|Dabo v One Hudson Yards Owner, LLC|
|2019 NY Slip Op 07751|
|Decided on October 29, 2019|
|Appellate Division, First Department|
|Published by New York State Law Reporting Bureau pursuant to Judiciary Law § 431.|
|This opinion is uncorrected and subject to revision before publication in the Official Reports.|
Cornell Grace, P.C., New York (Porsha Johnson of counsel), for appellants.
Sullivan Papain Block McGrath & Cannavo, P.C., New York (Brian J. Shoot of counsel), for respondent.
Order, Supreme Court, New York County (Paul A. Goetz, J.), entered on or about October 12, 2018, which denied defendants' motion for a protective order to prevent disclosure of their insurer's accident investigation report, unanimously reversed, on the law, without costs, and the motion granted.

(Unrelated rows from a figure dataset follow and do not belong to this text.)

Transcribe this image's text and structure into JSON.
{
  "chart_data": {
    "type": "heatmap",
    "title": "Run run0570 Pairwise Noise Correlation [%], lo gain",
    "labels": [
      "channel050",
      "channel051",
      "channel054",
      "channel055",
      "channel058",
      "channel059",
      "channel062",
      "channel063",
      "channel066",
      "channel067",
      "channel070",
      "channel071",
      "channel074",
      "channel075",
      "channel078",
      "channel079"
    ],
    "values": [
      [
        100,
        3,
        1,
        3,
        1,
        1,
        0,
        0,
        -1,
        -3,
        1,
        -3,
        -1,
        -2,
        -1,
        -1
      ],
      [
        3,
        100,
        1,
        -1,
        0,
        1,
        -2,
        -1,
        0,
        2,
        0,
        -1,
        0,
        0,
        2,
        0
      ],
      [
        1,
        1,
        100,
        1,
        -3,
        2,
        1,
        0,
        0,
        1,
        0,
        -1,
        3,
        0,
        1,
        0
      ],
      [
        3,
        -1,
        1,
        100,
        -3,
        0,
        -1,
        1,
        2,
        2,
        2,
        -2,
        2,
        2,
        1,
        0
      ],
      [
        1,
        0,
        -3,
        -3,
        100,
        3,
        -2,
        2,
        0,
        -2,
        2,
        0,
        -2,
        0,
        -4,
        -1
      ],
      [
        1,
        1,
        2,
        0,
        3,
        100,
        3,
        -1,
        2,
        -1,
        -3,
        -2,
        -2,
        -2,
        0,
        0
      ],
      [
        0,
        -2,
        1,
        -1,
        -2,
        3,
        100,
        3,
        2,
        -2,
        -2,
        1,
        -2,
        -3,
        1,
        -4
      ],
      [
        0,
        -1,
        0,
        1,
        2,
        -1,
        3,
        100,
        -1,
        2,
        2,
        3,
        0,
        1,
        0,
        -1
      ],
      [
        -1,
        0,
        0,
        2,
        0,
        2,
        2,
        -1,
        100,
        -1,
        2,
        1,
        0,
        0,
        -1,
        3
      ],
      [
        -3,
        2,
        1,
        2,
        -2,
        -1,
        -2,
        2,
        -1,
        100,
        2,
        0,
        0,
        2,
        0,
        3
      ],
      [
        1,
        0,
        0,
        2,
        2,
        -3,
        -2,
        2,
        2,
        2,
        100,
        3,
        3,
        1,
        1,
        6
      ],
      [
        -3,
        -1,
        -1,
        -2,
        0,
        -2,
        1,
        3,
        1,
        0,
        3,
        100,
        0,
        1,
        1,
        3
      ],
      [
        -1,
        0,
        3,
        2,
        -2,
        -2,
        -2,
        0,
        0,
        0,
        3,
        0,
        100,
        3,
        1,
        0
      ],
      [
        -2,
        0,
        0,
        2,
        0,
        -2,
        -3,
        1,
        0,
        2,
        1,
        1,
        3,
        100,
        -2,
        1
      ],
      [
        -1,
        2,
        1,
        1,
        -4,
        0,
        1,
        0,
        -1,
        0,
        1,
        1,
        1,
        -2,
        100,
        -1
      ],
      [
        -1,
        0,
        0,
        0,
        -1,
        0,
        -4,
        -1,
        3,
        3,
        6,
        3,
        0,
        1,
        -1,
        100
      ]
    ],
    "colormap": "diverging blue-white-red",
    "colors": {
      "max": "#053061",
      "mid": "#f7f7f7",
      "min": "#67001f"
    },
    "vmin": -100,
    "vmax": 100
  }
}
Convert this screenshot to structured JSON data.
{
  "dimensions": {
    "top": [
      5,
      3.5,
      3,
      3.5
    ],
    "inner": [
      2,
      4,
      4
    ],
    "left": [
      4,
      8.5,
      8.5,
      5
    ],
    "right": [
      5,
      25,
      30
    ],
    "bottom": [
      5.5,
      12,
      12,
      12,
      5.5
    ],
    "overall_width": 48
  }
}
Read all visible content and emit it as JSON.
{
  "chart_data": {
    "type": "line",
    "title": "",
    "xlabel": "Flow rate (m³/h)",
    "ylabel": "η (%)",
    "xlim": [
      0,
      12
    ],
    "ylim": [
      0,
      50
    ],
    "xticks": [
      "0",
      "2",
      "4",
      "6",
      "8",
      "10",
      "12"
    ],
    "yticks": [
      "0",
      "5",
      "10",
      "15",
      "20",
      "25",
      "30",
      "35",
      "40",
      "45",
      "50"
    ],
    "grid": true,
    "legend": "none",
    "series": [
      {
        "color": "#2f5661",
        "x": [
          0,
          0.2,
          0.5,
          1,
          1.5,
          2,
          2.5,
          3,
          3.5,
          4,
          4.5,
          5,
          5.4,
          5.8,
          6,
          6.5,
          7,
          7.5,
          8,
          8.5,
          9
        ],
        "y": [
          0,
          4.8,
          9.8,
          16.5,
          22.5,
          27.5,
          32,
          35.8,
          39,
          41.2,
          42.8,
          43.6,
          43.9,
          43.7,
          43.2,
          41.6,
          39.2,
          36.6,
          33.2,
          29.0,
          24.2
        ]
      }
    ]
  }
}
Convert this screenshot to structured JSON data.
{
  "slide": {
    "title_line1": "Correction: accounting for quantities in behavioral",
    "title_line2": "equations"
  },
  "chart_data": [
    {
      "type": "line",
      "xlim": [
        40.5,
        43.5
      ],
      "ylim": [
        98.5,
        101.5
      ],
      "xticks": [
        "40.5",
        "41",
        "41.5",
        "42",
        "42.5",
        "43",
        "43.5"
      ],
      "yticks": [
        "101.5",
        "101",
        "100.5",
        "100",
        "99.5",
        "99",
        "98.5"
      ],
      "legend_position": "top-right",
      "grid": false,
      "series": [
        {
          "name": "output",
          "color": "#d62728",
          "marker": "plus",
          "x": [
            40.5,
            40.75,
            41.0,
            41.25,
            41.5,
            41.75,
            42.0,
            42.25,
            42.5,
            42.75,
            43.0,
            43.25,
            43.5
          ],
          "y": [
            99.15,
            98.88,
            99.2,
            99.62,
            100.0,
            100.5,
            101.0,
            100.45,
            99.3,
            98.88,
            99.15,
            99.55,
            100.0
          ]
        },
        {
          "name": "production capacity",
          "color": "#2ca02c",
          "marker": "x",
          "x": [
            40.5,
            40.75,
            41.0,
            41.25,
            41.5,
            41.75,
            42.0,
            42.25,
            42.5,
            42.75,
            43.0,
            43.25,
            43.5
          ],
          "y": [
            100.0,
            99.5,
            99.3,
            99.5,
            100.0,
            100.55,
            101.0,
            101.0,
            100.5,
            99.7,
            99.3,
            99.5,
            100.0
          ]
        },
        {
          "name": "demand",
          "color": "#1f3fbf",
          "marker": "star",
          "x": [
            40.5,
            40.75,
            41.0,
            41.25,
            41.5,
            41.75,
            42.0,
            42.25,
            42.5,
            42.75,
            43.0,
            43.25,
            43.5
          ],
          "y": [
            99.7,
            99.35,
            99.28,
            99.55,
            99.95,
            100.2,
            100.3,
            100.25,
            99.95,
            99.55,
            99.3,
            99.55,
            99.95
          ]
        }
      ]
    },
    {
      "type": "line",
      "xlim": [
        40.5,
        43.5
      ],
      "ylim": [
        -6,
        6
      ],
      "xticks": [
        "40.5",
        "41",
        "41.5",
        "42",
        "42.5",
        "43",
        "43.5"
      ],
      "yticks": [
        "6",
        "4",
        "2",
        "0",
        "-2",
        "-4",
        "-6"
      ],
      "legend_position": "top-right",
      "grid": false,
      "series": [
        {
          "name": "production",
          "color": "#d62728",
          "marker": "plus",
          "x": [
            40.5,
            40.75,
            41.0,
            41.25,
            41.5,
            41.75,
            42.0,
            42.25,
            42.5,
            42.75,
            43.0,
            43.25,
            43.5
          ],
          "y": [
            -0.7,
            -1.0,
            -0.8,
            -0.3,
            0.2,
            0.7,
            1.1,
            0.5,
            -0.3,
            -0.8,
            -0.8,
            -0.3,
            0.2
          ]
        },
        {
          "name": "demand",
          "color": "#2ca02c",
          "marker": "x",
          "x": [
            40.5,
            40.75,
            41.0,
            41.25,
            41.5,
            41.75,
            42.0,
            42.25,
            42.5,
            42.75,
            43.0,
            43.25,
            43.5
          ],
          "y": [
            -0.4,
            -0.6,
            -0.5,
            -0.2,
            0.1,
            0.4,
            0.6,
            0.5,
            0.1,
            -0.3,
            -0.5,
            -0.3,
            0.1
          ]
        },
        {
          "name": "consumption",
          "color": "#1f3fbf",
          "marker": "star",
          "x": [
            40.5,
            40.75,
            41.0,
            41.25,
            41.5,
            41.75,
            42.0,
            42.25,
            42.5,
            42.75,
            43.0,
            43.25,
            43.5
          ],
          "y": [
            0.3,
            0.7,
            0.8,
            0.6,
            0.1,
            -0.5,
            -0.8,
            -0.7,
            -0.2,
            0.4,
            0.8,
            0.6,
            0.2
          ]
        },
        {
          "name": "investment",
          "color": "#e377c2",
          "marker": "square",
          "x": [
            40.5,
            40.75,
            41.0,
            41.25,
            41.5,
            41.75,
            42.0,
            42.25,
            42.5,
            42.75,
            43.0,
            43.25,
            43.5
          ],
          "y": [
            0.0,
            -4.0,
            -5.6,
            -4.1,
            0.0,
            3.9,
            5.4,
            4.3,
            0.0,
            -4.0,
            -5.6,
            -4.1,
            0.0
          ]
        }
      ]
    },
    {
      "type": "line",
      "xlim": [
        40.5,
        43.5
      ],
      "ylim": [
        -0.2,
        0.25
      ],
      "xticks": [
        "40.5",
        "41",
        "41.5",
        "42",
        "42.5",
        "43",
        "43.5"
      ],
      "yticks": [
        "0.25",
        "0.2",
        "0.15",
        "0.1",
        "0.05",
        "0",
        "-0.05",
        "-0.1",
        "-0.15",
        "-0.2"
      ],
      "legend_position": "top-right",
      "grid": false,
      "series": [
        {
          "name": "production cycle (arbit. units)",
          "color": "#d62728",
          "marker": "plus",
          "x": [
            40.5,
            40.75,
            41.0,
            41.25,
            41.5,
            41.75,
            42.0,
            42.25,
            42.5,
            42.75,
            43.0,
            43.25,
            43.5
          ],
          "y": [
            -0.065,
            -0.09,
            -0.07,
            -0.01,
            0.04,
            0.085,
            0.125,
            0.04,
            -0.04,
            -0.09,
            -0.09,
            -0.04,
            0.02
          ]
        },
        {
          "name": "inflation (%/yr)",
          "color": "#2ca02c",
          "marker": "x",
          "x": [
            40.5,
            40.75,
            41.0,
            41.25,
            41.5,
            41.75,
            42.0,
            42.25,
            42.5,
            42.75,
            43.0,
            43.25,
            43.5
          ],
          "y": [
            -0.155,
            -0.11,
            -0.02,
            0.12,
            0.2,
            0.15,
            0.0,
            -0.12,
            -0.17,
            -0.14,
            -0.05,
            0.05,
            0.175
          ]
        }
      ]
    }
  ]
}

Documents in an insurer's claim file, including an accident investigation report, that were prepared for litigation against its insured are immune from disclosure (see CPLR 3101[d]; Recant v Harwood, 222 AD2d 372, 373-374 [1st Dept 1995]). Although documents in a first-party insurance action prepared in an insurer's ordinary course of business in investigating whether to accept or reject coverage are discoverable (see CPLR 3101[g]; Brooklyn Union Gas Co. v American Home Assur. Co., 23 AD3d 190, 191 ), there is no indication that such documents are being protected here. In the absence of any demonstration of hardship by plaintiff, the insurer's accident investigation report remains privileged (see Veltre v Rainbow Convenience Store, Inc., 146 AD3d 416 [1st Dept 2017]).
THIS CONSTITUTES THE DECISION AND ORDER
OF THE SUPREME COURT, APPELLATE DIVISION, FIRST DEPARTMENT.